Monday, January 11, 2010

It was the music that drew me in...

The tempo was slow but intense, and the melody worked its way into my soul. The sheer magic of a bandoneon and a violin evoking such lyrical interplay between man and woman made me want to learn the argentine tango.

There I was, the latebloomer of a dance student, learning ballroom. A sure sign of advanced maturity among my peers, and an even surer sign to my daughter that her unpredictable mother was nearer to that mid-life marker.

At first glance, I thought it was a funny dance, with intertwined legs and curious movements. Why the ballroom aficionados and die-hards were engaged in the seemingly acrobatic steps and loving them was beyond my understanding.

I remember the first time I saw this dance. The loud upbeat music of the jive gave way to a poignant note followed by another and another, and the dancefloor suddenly filled up. One by one, couple by couple, the dance came to life.
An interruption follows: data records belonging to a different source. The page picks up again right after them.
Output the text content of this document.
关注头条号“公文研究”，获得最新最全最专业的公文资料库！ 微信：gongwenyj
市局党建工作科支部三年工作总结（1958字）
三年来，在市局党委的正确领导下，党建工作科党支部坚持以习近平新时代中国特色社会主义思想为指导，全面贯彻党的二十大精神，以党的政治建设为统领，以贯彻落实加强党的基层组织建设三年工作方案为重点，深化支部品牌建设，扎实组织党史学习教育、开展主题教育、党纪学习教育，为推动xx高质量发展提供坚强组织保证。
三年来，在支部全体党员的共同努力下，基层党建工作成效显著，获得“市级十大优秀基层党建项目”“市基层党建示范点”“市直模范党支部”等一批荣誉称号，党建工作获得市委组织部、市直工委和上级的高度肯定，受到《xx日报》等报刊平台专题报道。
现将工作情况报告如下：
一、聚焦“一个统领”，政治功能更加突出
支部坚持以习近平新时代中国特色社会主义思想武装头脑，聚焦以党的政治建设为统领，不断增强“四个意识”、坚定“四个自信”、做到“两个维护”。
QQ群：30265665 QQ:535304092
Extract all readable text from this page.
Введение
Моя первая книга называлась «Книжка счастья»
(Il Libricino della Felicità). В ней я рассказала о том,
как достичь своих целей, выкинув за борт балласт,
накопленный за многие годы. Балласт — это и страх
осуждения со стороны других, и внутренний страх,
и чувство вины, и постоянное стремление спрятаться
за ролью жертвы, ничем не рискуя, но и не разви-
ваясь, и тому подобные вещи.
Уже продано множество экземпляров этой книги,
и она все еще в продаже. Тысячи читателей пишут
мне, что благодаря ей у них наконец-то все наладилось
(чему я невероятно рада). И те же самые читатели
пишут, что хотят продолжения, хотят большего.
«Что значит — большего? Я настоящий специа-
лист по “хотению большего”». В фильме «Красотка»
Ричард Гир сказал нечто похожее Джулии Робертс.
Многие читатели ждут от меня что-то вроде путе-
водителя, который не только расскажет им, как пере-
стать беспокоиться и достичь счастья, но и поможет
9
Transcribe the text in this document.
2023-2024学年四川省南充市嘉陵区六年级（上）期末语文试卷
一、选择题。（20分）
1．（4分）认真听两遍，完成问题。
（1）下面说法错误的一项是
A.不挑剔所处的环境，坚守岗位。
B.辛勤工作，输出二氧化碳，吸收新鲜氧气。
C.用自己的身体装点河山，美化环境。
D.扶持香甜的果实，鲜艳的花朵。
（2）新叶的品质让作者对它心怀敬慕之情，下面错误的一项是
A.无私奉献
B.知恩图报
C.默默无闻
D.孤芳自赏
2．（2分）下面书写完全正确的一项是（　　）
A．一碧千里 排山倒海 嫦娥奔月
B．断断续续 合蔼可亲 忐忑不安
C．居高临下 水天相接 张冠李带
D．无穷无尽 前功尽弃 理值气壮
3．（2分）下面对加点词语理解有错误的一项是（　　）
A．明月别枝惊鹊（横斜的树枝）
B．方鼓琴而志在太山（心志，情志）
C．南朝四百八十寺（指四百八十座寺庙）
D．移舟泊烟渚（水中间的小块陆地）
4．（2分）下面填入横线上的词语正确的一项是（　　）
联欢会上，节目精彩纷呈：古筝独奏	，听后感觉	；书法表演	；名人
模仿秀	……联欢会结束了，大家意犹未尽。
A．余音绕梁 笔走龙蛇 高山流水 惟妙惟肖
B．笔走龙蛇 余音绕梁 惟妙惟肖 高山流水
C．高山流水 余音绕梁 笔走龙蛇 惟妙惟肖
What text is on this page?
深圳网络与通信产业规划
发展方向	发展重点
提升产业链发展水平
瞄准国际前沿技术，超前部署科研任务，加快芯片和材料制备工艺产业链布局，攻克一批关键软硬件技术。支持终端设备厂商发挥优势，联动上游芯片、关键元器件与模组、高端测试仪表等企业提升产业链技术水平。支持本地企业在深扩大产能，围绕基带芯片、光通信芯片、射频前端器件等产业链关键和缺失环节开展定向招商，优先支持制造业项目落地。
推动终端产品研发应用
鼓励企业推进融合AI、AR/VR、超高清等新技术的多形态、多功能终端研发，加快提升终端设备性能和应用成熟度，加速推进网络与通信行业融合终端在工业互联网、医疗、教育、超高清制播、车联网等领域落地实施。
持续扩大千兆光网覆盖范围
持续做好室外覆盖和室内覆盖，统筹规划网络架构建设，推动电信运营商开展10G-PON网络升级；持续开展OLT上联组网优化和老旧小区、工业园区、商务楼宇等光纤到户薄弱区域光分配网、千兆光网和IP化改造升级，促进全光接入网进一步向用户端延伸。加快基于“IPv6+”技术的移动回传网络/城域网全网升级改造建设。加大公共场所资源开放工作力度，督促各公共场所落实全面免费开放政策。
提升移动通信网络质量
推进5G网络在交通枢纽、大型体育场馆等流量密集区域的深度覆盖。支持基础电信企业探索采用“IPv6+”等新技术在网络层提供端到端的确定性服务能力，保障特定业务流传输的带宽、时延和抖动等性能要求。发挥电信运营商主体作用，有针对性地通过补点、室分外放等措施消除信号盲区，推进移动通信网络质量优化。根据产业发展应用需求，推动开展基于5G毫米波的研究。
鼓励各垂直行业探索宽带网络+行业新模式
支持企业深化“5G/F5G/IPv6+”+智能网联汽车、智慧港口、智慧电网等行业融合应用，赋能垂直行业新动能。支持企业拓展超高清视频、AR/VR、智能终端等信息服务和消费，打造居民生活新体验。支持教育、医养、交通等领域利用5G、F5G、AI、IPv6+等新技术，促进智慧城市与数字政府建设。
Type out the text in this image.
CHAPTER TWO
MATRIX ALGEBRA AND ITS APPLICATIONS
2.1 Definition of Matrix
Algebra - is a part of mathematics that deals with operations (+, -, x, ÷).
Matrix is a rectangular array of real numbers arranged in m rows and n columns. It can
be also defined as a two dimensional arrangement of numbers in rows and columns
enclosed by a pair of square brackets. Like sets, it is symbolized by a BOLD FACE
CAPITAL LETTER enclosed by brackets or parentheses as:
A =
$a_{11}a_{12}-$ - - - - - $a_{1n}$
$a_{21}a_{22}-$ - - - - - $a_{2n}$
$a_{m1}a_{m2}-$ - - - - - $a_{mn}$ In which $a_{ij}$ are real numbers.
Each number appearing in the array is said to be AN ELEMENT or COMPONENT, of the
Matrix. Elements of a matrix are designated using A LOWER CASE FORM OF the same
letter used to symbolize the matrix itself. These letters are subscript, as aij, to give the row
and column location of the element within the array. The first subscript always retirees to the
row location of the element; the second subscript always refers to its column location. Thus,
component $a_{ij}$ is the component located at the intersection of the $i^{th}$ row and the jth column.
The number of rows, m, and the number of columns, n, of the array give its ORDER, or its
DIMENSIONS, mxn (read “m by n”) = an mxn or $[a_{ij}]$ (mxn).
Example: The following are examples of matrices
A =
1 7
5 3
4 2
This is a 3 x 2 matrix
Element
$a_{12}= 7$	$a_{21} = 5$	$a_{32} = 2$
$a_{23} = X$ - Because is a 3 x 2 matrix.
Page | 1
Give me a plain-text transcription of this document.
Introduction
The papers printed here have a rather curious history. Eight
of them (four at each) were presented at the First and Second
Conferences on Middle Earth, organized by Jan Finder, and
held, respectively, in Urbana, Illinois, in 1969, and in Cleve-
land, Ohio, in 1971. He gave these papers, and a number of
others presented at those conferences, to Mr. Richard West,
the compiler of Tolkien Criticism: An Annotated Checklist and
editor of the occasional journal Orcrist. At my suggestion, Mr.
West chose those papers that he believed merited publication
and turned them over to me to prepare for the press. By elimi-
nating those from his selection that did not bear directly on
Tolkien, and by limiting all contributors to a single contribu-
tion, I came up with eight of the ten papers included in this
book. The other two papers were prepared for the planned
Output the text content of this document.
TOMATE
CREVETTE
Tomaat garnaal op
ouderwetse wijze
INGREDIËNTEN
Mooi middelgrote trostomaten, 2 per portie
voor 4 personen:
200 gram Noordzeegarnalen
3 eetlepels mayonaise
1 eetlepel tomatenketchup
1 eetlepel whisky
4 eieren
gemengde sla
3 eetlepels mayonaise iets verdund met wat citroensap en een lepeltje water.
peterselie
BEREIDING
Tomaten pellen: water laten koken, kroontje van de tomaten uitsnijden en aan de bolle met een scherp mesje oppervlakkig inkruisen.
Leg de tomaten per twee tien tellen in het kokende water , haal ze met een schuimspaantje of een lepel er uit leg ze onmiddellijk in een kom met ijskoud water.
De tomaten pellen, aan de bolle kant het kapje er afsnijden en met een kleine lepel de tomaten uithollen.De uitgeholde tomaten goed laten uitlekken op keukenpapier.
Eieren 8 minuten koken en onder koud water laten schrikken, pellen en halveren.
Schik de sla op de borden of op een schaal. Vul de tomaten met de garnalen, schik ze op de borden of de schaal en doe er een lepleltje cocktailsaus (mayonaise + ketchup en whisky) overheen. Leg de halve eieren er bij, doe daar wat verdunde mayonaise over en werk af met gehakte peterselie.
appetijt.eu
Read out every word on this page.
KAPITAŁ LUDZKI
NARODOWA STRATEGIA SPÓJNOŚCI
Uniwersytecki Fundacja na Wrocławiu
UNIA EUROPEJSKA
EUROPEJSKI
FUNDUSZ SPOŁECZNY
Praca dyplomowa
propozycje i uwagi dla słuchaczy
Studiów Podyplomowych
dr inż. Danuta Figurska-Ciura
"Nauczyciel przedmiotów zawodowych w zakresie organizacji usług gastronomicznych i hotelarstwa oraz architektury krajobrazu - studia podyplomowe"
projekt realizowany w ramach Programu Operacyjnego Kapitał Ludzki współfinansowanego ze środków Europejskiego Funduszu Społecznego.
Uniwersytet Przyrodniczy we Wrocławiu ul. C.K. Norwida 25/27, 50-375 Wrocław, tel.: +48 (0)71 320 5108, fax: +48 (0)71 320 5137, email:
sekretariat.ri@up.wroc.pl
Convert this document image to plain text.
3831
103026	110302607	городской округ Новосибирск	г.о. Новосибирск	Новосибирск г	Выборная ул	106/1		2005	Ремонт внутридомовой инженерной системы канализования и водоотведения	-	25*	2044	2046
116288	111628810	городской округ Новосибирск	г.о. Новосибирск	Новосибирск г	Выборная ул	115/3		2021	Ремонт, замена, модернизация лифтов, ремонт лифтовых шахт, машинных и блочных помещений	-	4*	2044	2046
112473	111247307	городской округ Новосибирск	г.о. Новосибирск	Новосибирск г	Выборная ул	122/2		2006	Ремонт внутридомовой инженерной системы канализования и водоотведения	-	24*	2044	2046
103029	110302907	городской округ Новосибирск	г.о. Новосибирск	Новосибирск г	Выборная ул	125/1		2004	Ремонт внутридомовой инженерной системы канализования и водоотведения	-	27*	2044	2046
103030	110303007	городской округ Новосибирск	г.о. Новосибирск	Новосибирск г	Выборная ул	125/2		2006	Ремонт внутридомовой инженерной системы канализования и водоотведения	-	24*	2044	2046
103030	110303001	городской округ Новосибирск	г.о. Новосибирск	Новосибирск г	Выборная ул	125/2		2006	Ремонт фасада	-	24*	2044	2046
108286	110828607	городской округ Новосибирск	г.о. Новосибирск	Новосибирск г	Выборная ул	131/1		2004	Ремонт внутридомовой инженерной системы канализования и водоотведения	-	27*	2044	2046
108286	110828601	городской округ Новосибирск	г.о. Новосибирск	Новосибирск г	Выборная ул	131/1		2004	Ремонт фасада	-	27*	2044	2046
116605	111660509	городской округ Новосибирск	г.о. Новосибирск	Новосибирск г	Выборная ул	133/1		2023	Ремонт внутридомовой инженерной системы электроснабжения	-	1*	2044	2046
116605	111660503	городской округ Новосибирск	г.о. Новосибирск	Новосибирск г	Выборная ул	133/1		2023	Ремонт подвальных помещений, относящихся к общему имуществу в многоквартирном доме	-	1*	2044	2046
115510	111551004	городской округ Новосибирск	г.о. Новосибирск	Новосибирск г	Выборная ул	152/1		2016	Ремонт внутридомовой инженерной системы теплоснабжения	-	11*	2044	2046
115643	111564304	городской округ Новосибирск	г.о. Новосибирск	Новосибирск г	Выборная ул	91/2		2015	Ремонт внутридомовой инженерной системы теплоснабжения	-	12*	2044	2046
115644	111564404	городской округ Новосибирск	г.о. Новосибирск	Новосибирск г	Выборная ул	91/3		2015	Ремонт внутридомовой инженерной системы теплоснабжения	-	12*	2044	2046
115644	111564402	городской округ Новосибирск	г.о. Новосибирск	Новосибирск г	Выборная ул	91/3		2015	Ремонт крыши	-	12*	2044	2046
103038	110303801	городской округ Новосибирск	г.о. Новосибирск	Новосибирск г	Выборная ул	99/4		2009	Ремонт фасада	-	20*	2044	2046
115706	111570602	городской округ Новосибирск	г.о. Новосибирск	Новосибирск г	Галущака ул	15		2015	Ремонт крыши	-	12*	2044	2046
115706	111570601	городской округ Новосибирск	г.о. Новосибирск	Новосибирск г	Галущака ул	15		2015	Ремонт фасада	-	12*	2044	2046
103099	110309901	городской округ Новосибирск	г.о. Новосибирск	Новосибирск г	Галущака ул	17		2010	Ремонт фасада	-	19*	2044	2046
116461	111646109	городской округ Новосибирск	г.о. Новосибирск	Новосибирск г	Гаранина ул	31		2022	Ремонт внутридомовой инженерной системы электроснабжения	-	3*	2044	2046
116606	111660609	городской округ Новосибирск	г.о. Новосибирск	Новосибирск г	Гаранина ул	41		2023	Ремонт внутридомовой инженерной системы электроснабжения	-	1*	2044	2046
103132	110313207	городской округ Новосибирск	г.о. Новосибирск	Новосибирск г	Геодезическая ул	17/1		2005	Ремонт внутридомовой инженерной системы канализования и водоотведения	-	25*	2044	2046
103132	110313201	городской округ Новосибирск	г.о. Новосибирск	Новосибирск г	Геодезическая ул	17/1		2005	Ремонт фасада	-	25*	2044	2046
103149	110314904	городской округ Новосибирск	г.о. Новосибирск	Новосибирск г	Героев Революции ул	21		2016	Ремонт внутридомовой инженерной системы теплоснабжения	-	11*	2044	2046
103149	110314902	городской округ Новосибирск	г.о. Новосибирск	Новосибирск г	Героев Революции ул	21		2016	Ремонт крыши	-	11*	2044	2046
Come closer, step forward, step side, lift your leg, twist to the side and then to the other side, then a kick or something like that. And again... move in close, step forward then back, step side, twist and kick... and again...

I asked what kind of dance that was... such haunting music but the steps were so alien and funny to me. Argentine tango was the reply. My consciousness honed in on the word "tango" and concluded that it was the good old tango that I could only watch from the sidelines, requiring training and practice and lessons and practice.

And again and again, every time I was in ballroom sessions, I would sit out the argentine tango, because I refused to learn. Too intimidated by what the name implied, and too shy to even try.

But the music kept haunting me... why not give it a whirl?

So one afternoon, three months into my ballroom lessons, in the confines of my favorite ballroom joint, I finally gave it a try. Basic steps: left hand on partner's right shoulder, right hand in partner's left hand, left foot forward and right foot collect and right food step side and left foot collect and left foot step backward and right foot collect... and move to the music, follow your partner's lead.

And again, and again, and again... follow the music, move with your partner.

The music kept me going through the basics. From watching on the sidelines and silently laughing at the dance, I had taken the first step into the world of tango, and little did I know there was no turning back.

Argentine tango asks of the dancer but one thing: the passion to make the music come alive in dance. It is not about how hard it is to learn, but rather how much you let the dance and the music teach you about how much you have inside of you.

Tango on my mind, and in my heart.

P.S. The song that haunts me to this day is Astor Piazzola's Oblivion.